I used this work around hack, but it is not super efficient. However, was more efficient than using spsample()
from the "sp" package.
micro_sample = 50000
tmp_rand_smple <- data.frame(x = numeric(0), y = numeric(0), layer = numeric(0))
while(nrow(tmp_rand_smple) < micro_sample){
tmp_smple <- data.frame(sampleRandom(geo.r_mask,10000, na.rm=TRUE, xy=TRUE)) ### 10k is an arbitrary chunk, loops until > micro_sample
tmp_rand_smple <- rbind(tmp_rand_smple, tmp_smple)
tmp_rand_smple <- unique(tmp_rand_smple[c("x", "y", "layer")]) # remove any duplicate coordinate pairs
}
tmp_rand_smple <- tmp_rand_smple[1:micro_sample,] # trim to length of micro_sample
Example 3: Here is an example of the above code that can be reproduced with the linked shapefile. On my computer this fails at returning the required number of random sample
https://www.dropbox.com/s/7poaqcxju808arw/riverine_region_1.zip
Prj <- "+proj=aea +lat_1=29.5 +lat_2=45.5 +lat_0=37.5 +lon_0=-96 +x_0=0 +y_0=0 +datum=NAD83 +units=m +no_defs +ellps=GRS80 +towgs84=0,0,0"

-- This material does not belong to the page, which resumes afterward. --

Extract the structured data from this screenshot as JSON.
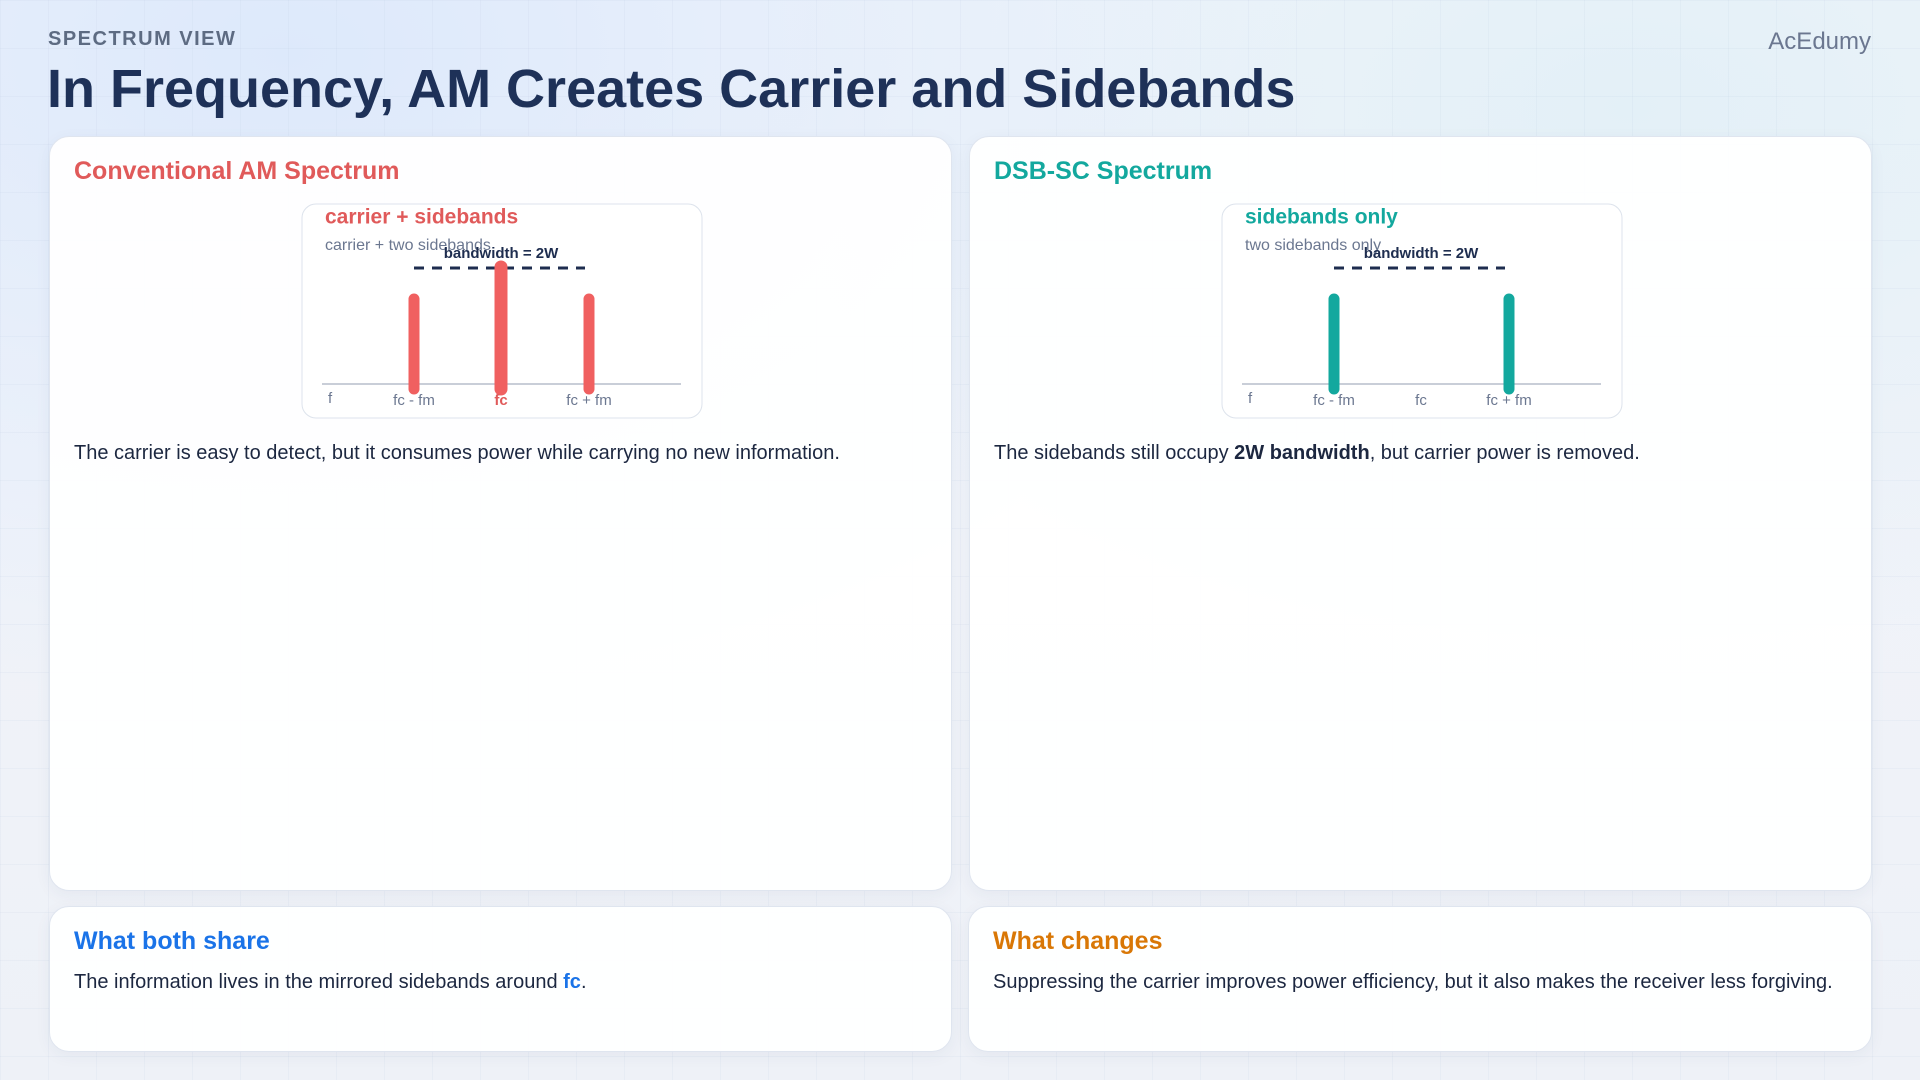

geo.poly <- readShapePoly("FILE LOCATION:/riverine_region_1", IDvar="area_ID", proj4string=CRS(Prj)) ## set file location
r <- raster(ncol=5202, nrow=8182)
r[] <- runif(ncell(r),0,1)
extent(r) <- matrix(c( 1533500, 592219.7, 1447689, 537662.6), nrow=2)
r_crop <- crop(r, extent(geo.poly), snap="out", progress='text')
r_mask <- mask(r_crop, geo.poly, progress='text')
plot(r_mask)
plot(geo.poly, add=TRUE)
x <- sampleRandom(r_mask,2000, na.rm=TRUE, xy=TRUE)
nrow(x)
Best Answer
Just pad your desired number of random samples and then sample back down to the correct n. This should account for the occasional NA that are produced and subsequently removed with the na.rm=TRUE argument.
If you can read the raster into memory an approach in sp would be to use rgdal to create a SpatialGridDataFrame the coerce it into a SpatialPointsDataFrame so you can easily remove NA's and end up with a point object of your subsample. You can then sample subsequent rasters using this sp point object. The @data dataframe can be extract and coerced into a matrix for your purposes.